And far too short. She actually heard herself give a little mewl of protest when he pulled back and let her slide down his body to stand on her own two feet.

“We’re still down by ten runs,” he said.

She nodded, but she’d never felt less like a loser in her entire life.

Chapter 14

#TheWholeNineYards

In the end, they lost by five, which Pru actually considered a total win. In the very last inning, she’d dove for a ground ball and slid along the ground for a good ten feet, bouncing her chin a few times while she was at it, but hey, she got the ball.

She also got some road rash.

She hadn’t felt it at the time, but by the end of the game when they’d all packed up and were going their separate ways, Pru’s aches and pains made themselves known. She slowly shouldered her bag and turned, coming face to face with both Jake and Finn.

Jake—with Thor in his lap—gave her a chin nod. Since their venue was a middle school field only two blocks from his building, they usually walked back together.

Finn didn’t give her a chin nod. He just stood there, watching her in that way he had that made her . . . want things, things she wasn’t supposed to want from him.

Clearly she needed to work on that.

Jake grimaced. “You’re a mess. Let’s go, I’ll patch you up at the office.”

“I’m fine.” A big fat lie, of course. Her road rashes were stinging like a sonofabitch. “I’m just going to head home.”

Jake slid a look at Finn before letting his gaze come back to her. “You sure that’s a good idea?”

Of course it wasn’t a good idea. But she wasn’t exactly known for her good ideas now was she? “Yep,” she said, popping the P sound.

“You shouldn’t go alone, you might need help.”

“I’ve got her,” Finn said.

The two men looked at each other for a long beat. Pru might have tried to mediate the landmine-filled silence between them but her brain was locked on Finn’s words.

I’ve got her . . .

She had long fantasies where that was true . . . She reached to take Thor but Jake shook his head.

“He’s coming home with me tonight for dinner. I’ve got steak.”

“Steak?” Pru repeated, realizing she was starving. “But after our games, you usually make hotdogs.”

Jake shrugged. “It’s steak tonight.
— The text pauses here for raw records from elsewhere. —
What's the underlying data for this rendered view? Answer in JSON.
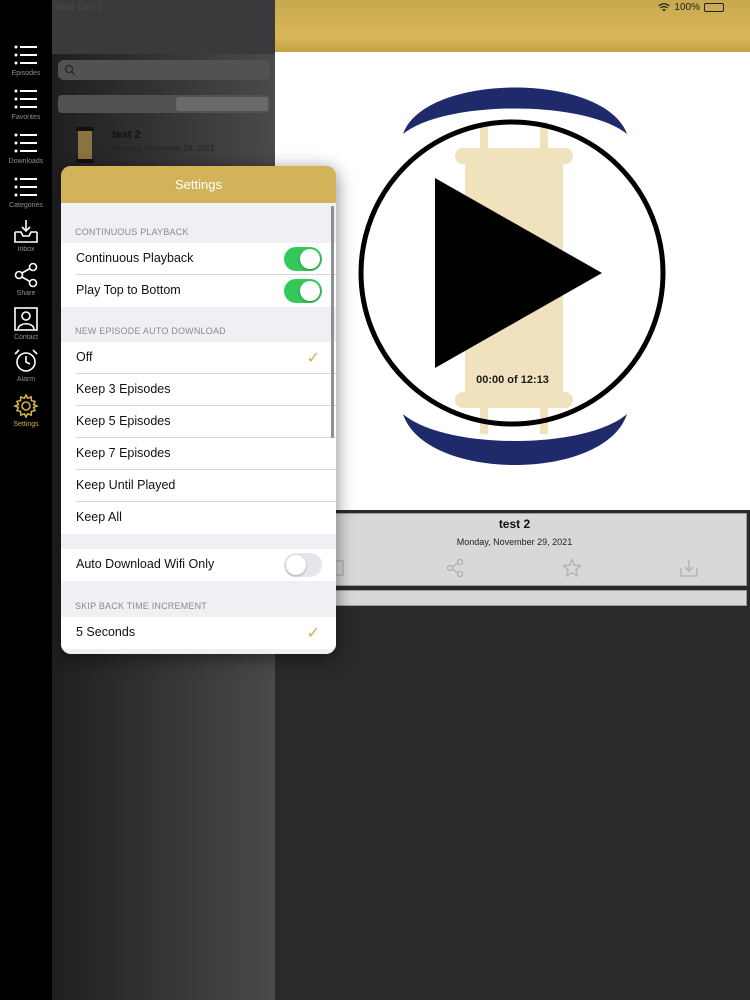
{
  "status_bar": {
    "time": "Wed Dec 1",
    "battery": "100%"
  },
  "colors": {
    "accent": "#d4b04a",
    "toggle_on": "#34c759",
    "header_gold": "#d3b35a",
    "navy": "#1f2a6b"
  },
  "tabbar": {
    "items": [
      {
        "label": "Episodes",
        "icon": "list-icon",
        "active": false
      },
      {
        "label": "Favorites",
        "icon": "list-icon",
        "active": false
      },
      {
        "label": "Downloads",
        "icon": "list-icon",
        "active": false
      },
      {
        "label": "Categories",
        "icon": "list-icon",
        "active": false
      },
      {
        "label": "Inbox",
        "icon": "inbox-icon",
        "active": false
      },
      {
        "label": "Share",
        "icon": "share-icon",
        "active": false
      },
      {
        "label": "Contact",
        "icon": "contact-icon",
        "active": false
      },
      {
        "label": "Alarm",
        "icon": "alarm-icon",
        "active": false
      },
      {
        "label": "Settings",
        "icon": "gear-icon",
        "active": true
      }
    ]
  },
  "episode_list": {
    "items": [
      {
        "title": "test 2",
        "date": "Monday, November 29, 2021"
      }
    ]
  },
  "player": {
    "time_display": "00:00 of 12:13",
    "title": "test 2",
    "date": "Monday, November 29, 2021"
  },
  "settings": {
    "title": "Settings",
    "sections": [
      {
        "header": "CONTINUOUS PLAYBACK",
        "rows": [
          {
            "label": "Continuous Playback",
            "control": "toggle",
            "on": true
          },
          {
            "label": "Play Top to Bottom",
            "control": "toggle",
            "on": true
          }
        ]
      },
      {
        "header": "NEW EPISODE AUTO DOWNLOAD",
        "rows": [
          {
            "label": "Off",
            "control": "check",
            "checked": true
          },
          {
            "label": "Keep 3 Episodes",
            "control": "check",
            "checked": false
          },
          {
            "label": "Keep 5 Episodes",
            "control": "check",
            "checked": false
          },
          {
            "label": "Keep 7 Episodes",
            "control": "check",
            "checked": false
          },
          {
            "label": "Keep Until Played",
            "control": "check",
            "checked": false
          },
          {
            "label": "Keep All",
            "control": "check",
            "checked": false
          }
        ]
      },
      {
        "header": "",
        "rows": [
          {
            "label": "Auto Download Wifi Only",
            "control": "toggle",
            "on": false
          }
        ]
      },
      {
        "header": "SKIP BACK TIME INCREMENT",
        "rows": [
          {
            "label": "5 Seconds",
            "control": "check",
            "checked": true
          }
        ]
      }
    ]
  }
}
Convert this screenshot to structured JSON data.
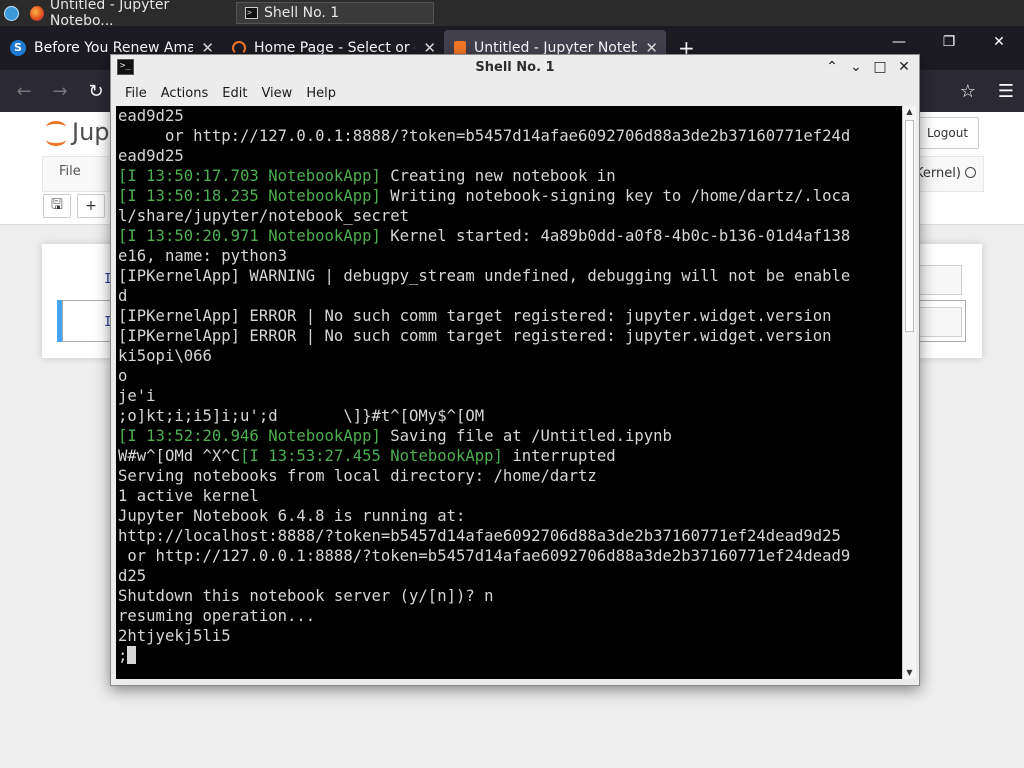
{
  "taskbar": {
    "tasks": [
      {
        "label": "Untitled - Jupyter Notebo..."
      },
      {
        "label": "Shell No. 1"
      }
    ]
  },
  "browser": {
    "tabs": [
      {
        "label": "Before You Renew Amaz"
      },
      {
        "label": "Home Page - Select or cr"
      },
      {
        "label": "Untitled - Jupyter Noteb"
      }
    ],
    "newtab_symbol": "+",
    "window_controls": {
      "minimize": "—",
      "maximize": "❐",
      "close": "✕"
    },
    "nav": {
      "back": "←",
      "forward": "→",
      "reload": "↻",
      "star": "☆",
      "menu": "☰"
    }
  },
  "jupyter": {
    "logo_text": "Jupy",
    "logout_label": "Logout",
    "menu_file": "File",
    "kernel_status": "Kernel)",
    "toolbar": {
      "save": "🖫",
      "add": "+"
    },
    "cell_prompts": [
      "In",
      "In"
    ]
  },
  "terminal": {
    "title": "Shell No. 1",
    "icon_text": ">_",
    "controls": {
      "up": "⌃",
      "down": "⌄",
      "maximize": "□",
      "close": "✕"
    },
    "menu": [
      "File",
      "Actions",
      "Edit",
      "View",
      "Help"
    ],
    "lines": [
      {
        "text": "ead9d25"
      },
      {
        "text": "     or http://127.0.0.1:8888/?token=b5457d14afae6092706d88a3de2b37160771ef24d"
      },
      {
        "text": "ead9d25"
      },
      {
        "green": "[I 13:50:17.703 NotebookApp]",
        "text": " Creating new notebook in"
      },
      {
        "green": "[I 13:50:18.235 NotebookApp]",
        "text": " Writing notebook-signing key to /home/dartz/.loca"
      },
      {
        "text": "l/share/jupyter/notebook_secret"
      },
      {
        "green": "[I 13:50:20.971 NotebookApp]",
        "text": " Kernel started: 4a89b0dd-a0f8-4b0c-b136-01d4af138"
      },
      {
        "text": "e16, name: python3"
      },
      {
        "text": "[IPKernelApp] WARNING | debugpy_stream undefined, debugging will not be enable"
      },
      {
        "text": "d"
      },
      {
        "text": "[IPKernelApp] ERROR | No such comm target registered: jupyter.widget.version"
      },
      {
        "text": "[IPKernelApp] ERROR | No such comm target registered: jupyter.widget.version"
      },
      {
        "text": "ki5opi\\066"
      },
      {
        "text": "o"
      },
      {
        "text": "je'i"
      },
      {
        "text": ";o]kt;i;i5]i;u';d       \\]}#t^[OMy$^[OM"
      },
      {
        "green": "[I 13:52:20.946 NotebookApp]",
        "text": " Saving file at /Untitled.ipynb"
      },
      {
        "prefix": "W#w^[OMd ^X^C",
        "green": "[I 13:53:27.455 NotebookApp]",
        "text": " interrupted"
      },
      {
        "text": "Serving notebooks from local directory: /home/dartz"
      },
      {
        "text": "1 active kernel"
      },
      {
        "text": "Jupyter Notebook 6.4.8 is running at:"
      },
      {
        "text": "http://localhost:8888/?token=b5457d14afae6092706d88a3de2b37160771ef24dead9d25"
      },
      {
        "text": " or http://127.0.0.1:8888/?token=b5457d14afae6092706d88a3de2b37160771ef24dead9"
      },
      {
        "text": "d25"
      },
      {
        "text": "Shutdown this notebook server (y/[n])? n"
      },
      {
        "text": "resuming operation..."
      },
      {
        "text": "2htjyekj5li5"
      },
      {
        "text": ";",
        "cursor": true
      }
    ],
    "scroll_up": "▲",
    "scroll_down": "▼"
  }
}
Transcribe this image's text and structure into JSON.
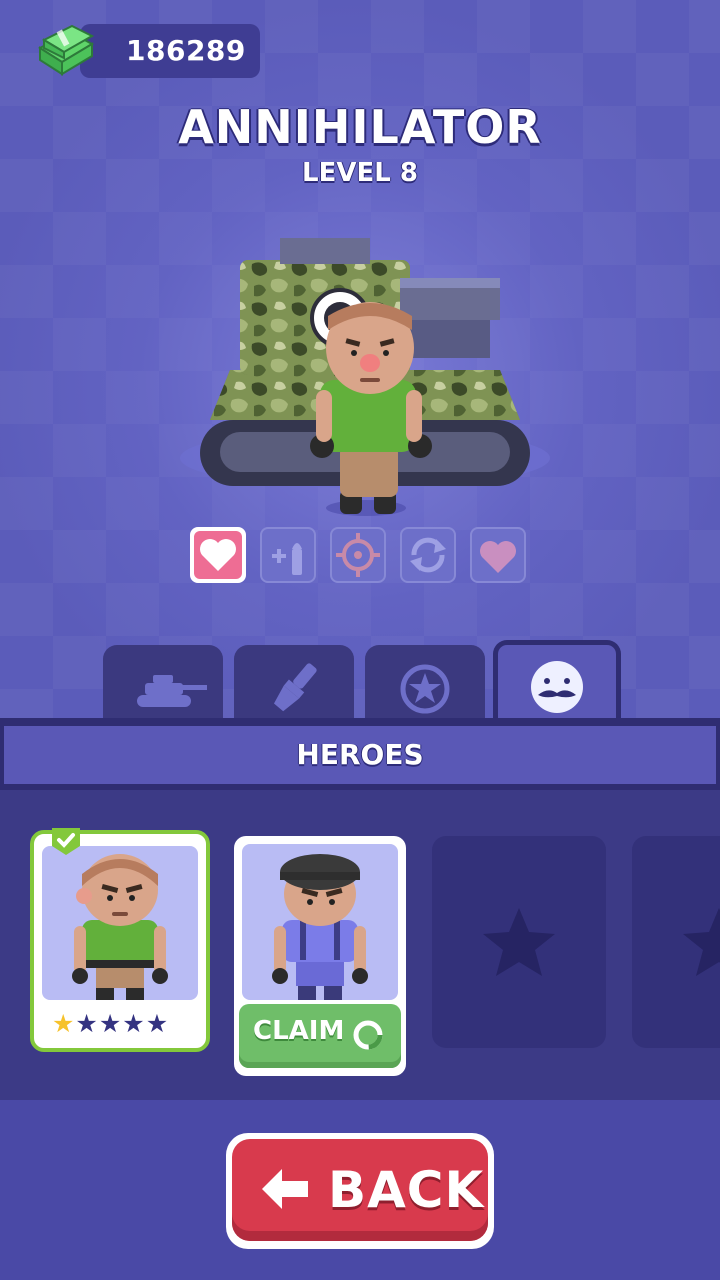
{
  "currency": {
    "amount": "186289",
    "icon": "cash-stack-icon"
  },
  "hero": {
    "name": "ANNIHILATOR",
    "level_label": "LEVEL 8"
  },
  "perks": [
    {
      "icon": "heart-icon",
      "active": true
    },
    {
      "icon": "ammo-plus-icon",
      "active": false
    },
    {
      "icon": "crosshair-icon",
      "active": false
    },
    {
      "icon": "reload-icon",
      "active": false
    },
    {
      "icon": "heart-icon",
      "active": false
    }
  ],
  "tabs": [
    {
      "icon": "tank-icon",
      "active": false
    },
    {
      "icon": "paint-brush-icon",
      "active": false
    },
    {
      "icon": "star-badge-icon",
      "active": false
    },
    {
      "icon": "mustache-face-icon",
      "active": true
    }
  ],
  "section": {
    "title": "HEROES"
  },
  "heroes": [
    {
      "state": "selected",
      "stars_filled": 1,
      "stars_total": 5
    },
    {
      "state": "claimable",
      "claim_label": "CLAIM"
    },
    {
      "state": "locked"
    },
    {
      "state": "locked"
    }
  ],
  "colors": {
    "accent_green": "#83c83b",
    "claim_green": "#6fbe69",
    "back_red": "#d83a4d",
    "star_gold": "#f6c22b"
  },
  "footer": {
    "back_label": "BACK"
  }
}
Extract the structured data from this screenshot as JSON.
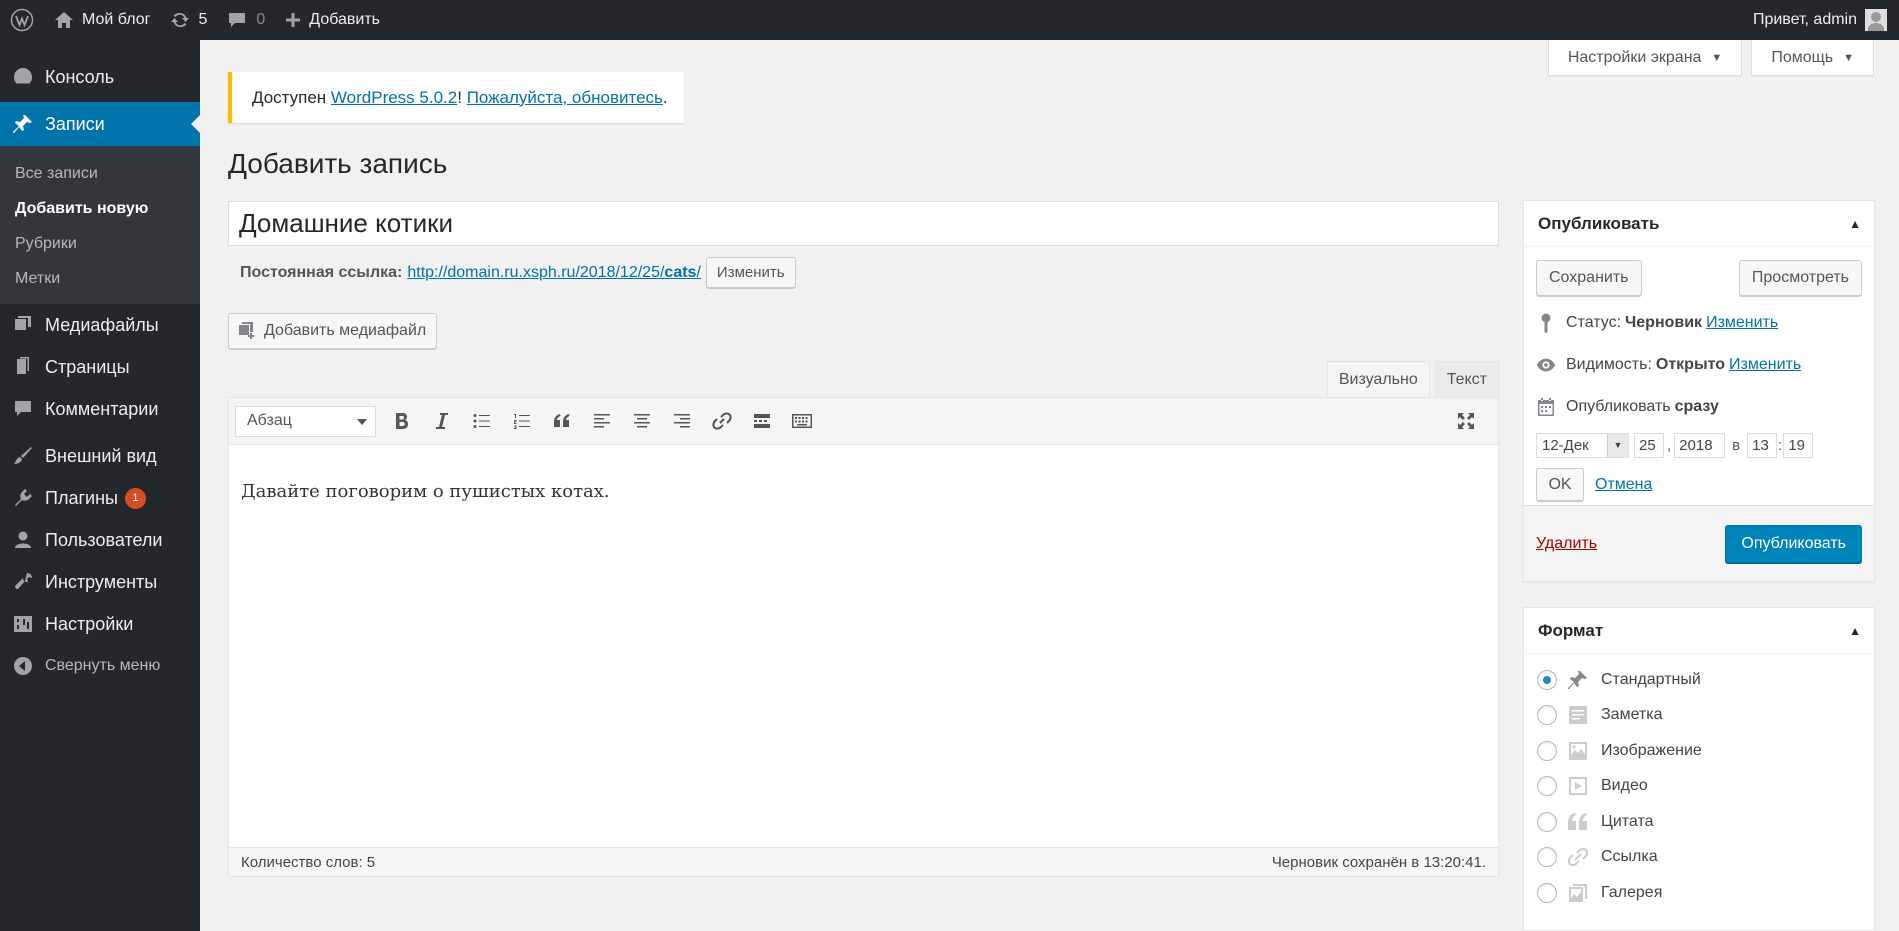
{
  "adminbar": {
    "site_name": "Мой блог",
    "updates_count": "5",
    "comments_count": "0",
    "add_new": "Добавить",
    "greeting": "Привет, admin"
  },
  "sidebar": {
    "items": [
      {
        "label": "Консоль",
        "icon": "dashboard-icon"
      },
      {
        "label": "Записи",
        "icon": "pin-icon"
      },
      {
        "label": "Медиафайлы",
        "icon": "media-icon"
      },
      {
        "label": "Страницы",
        "icon": "pages-icon"
      },
      {
        "label": "Комментарии",
        "icon": "comment-icon"
      },
      {
        "label": "Внешний вид",
        "icon": "brush-icon"
      },
      {
        "label": "Плагины",
        "icon": "plugin-icon",
        "badge": "1"
      },
      {
        "label": "Пользователи",
        "icon": "users-icon"
      },
      {
        "label": "Инструменты",
        "icon": "wrench-icon"
      },
      {
        "label": "Настройки",
        "icon": "settings-icon"
      }
    ],
    "submenu": [
      "Все записи",
      "Добавить новую",
      "Рубрики",
      "Метки"
    ],
    "collapse": "Свернуть меню"
  },
  "screen_tabs": {
    "screen_options": "Настройки экрана",
    "help": "Помощь"
  },
  "notice": {
    "prefix": "Доступен ",
    "version_link": "WordPress 5.0.2",
    "middle": "! ",
    "update_link": "Пожалуйста, обновитесь",
    "suffix": "."
  },
  "page_title": "Добавить запись",
  "post_title": "Домашние котики",
  "permalink": {
    "label": "Постоянная ссылка:",
    "url_base": "http://domain.ru.xsph.ru/2018/12/25/",
    "url_slug": "cats",
    "url_end": "/",
    "edit_button": "Изменить"
  },
  "media_button": "Добавить медиафайл",
  "editor_tabs": {
    "visual": "Визуально",
    "text": "Текст"
  },
  "format_select": "Абзац",
  "content": "Давайте поговорим о пушистых котах.",
  "status_bar": {
    "word_count": "Количество слов: 5",
    "saved": "Черновик сохранён в 13:20:41."
  },
  "publish_box": {
    "title": "Опубликовать",
    "save": "Сохранить",
    "preview": "Просмотреть",
    "status_label": "Статус:",
    "status_value": "Черновик",
    "visibility_label": "Видимость:",
    "visibility_value": "Открыто",
    "edit_link": "Изменить",
    "schedule_label": "Опубликовать",
    "schedule_value": "сразу",
    "month": "12-Дек",
    "day": "25",
    "year": "2018",
    "at": "в",
    "hour": "13",
    "minute": "19",
    "ok": "OK",
    "cancel": "Отмена",
    "delete": "Удалить",
    "publish": "Опубликовать"
  },
  "format_box": {
    "title": "Формат",
    "options": [
      {
        "label": "Стандартный",
        "checked": true,
        "icon": "pin-icon"
      },
      {
        "label": "Заметка",
        "checked": false,
        "icon": "aside-icon"
      },
      {
        "label": "Изображение",
        "checked": false,
        "icon": "image-icon"
      },
      {
        "label": "Видео",
        "checked": false,
        "icon": "video-icon"
      },
      {
        "label": "Цитата",
        "checked": false,
        "icon": "quote-icon"
      },
      {
        "label": "Ссылка",
        "checked": false,
        "icon": "link-icon"
      },
      {
        "label": "Галерея",
        "checked": false,
        "icon": "gallery-icon"
      }
    ]
  }
}
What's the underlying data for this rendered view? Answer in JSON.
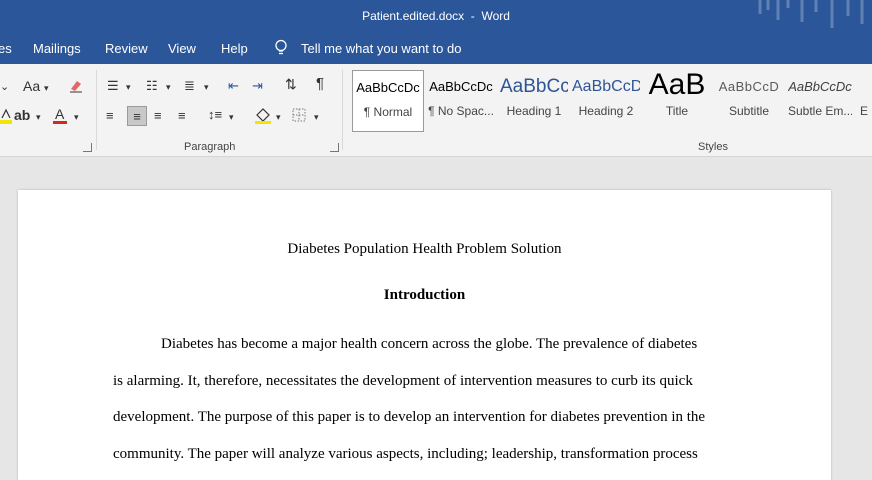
{
  "window": {
    "title": "Patient.edited.docx  -  Word"
  },
  "menu": {
    "items": [
      "es",
      "Mailings",
      "Review",
      "View",
      "Help"
    ],
    "tell_me": "Tell me what you want to do"
  },
  "ribbon": {
    "font_group": {
      "aa_label": "Aa"
    },
    "paragraph_group": {
      "label": "Paragraph"
    },
    "styles_group": {
      "label": "Styles",
      "tiles": [
        {
          "sample": "AaBbCcDc",
          "name": "¶ Normal"
        },
        {
          "sample": "AaBbCcDc",
          "name": "¶ No Spac..."
        },
        {
          "sample": "AaBbCc",
          "name": "Heading 1"
        },
        {
          "sample": "AaBbCcD",
          "name": "Heading 2"
        },
        {
          "sample": "AaB",
          "name": "Title"
        },
        {
          "sample": "AaBbCcD",
          "name": "Subtitle"
        },
        {
          "sample": "AaBbCcDc",
          "name": "Subtle Em..."
        },
        {
          "sample": "",
          "name": "E"
        }
      ]
    }
  },
  "document": {
    "title": "Diabetes Population Health Problem Solution",
    "heading": "Introduction",
    "lines": [
      "Diabetes has become a major health concern across the globe. The prevalence of diabetes",
      "is alarming. It, therefore, necessitates the development of intervention measures to curb its quick",
      "development. The purpose of this paper is to develop an intervention for diabetes prevention in the",
      "community. The paper will analyze various aspects, including; leadership, transformation process"
    ]
  },
  "colors": {
    "word_blue": "#2b579a",
    "ribbon_bg": "#f3f3f3",
    "canvas": "#e6e6e6"
  }
}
I’ve got enough for you to join, if it’s okay with Thor.”

Thor tipped his head back like a coyote and gave one sharp “yip!”

Pru spent a few seconds weighing a steak dinner cooked for her versus watching Finn in those sexy butt-hugging, relaxed-fit Levi’s of his for a little bit longer. It was a tough decision, but in the end, she took the jeans. “No, thanks.”

Jake just gave her a knowing head shake and rolled off.

“Did you just almost trade me in for a steak dinner?” Finn asked.

Pretending she hadn’t heard that question, she started walking, but he stopped her.

“You okay?”

“Yeah,” she said. “We lose all the time.”

“I meant because you used your face as a slip-n-slide on that last play.” Earlier, when she’d convinced him to come play, he’d gone inside his house for a duffle bag, from which he’d pulled out his mitt earlier. Now he pulled out a towel and gingerly dabbed it against her chin.

“Ow!” she said.

“But you’re fine, right?” he asked dryly.

She removed the towel from her chin, saw some blood and with a sigh put the towel back to her face.

Finn took her bag from her shoulder and transferred it to his, where it hung with his own. “I’ll get an Uber.”

“I don’t need a ride.” She started walking, and after a beat he kept pace with her. She worked on distracting herself. The temperature was a perfect seventy-five-ish. The sun had dipped low, leaving a golden glow tipped with orange flame in the west, the rest of the sky awash in mingled shades of blue.

“So what was that about?” Finn asked after a few minutes of silence.

“Nothing. Like I said, sometimes we lose, that’s all.” Or, you know, always.

“I mean the look Jake gave you.”

“Nothing,” she repeated.

“Didn’t seem like nothing.”

“He’s got a condition,” she said, huffing up the hill. Damn. Why had she said no to getting an Uber again? “You’ve got to ignore most of his looks.”

“Uh huh,” Finn said. “What kind of condition?”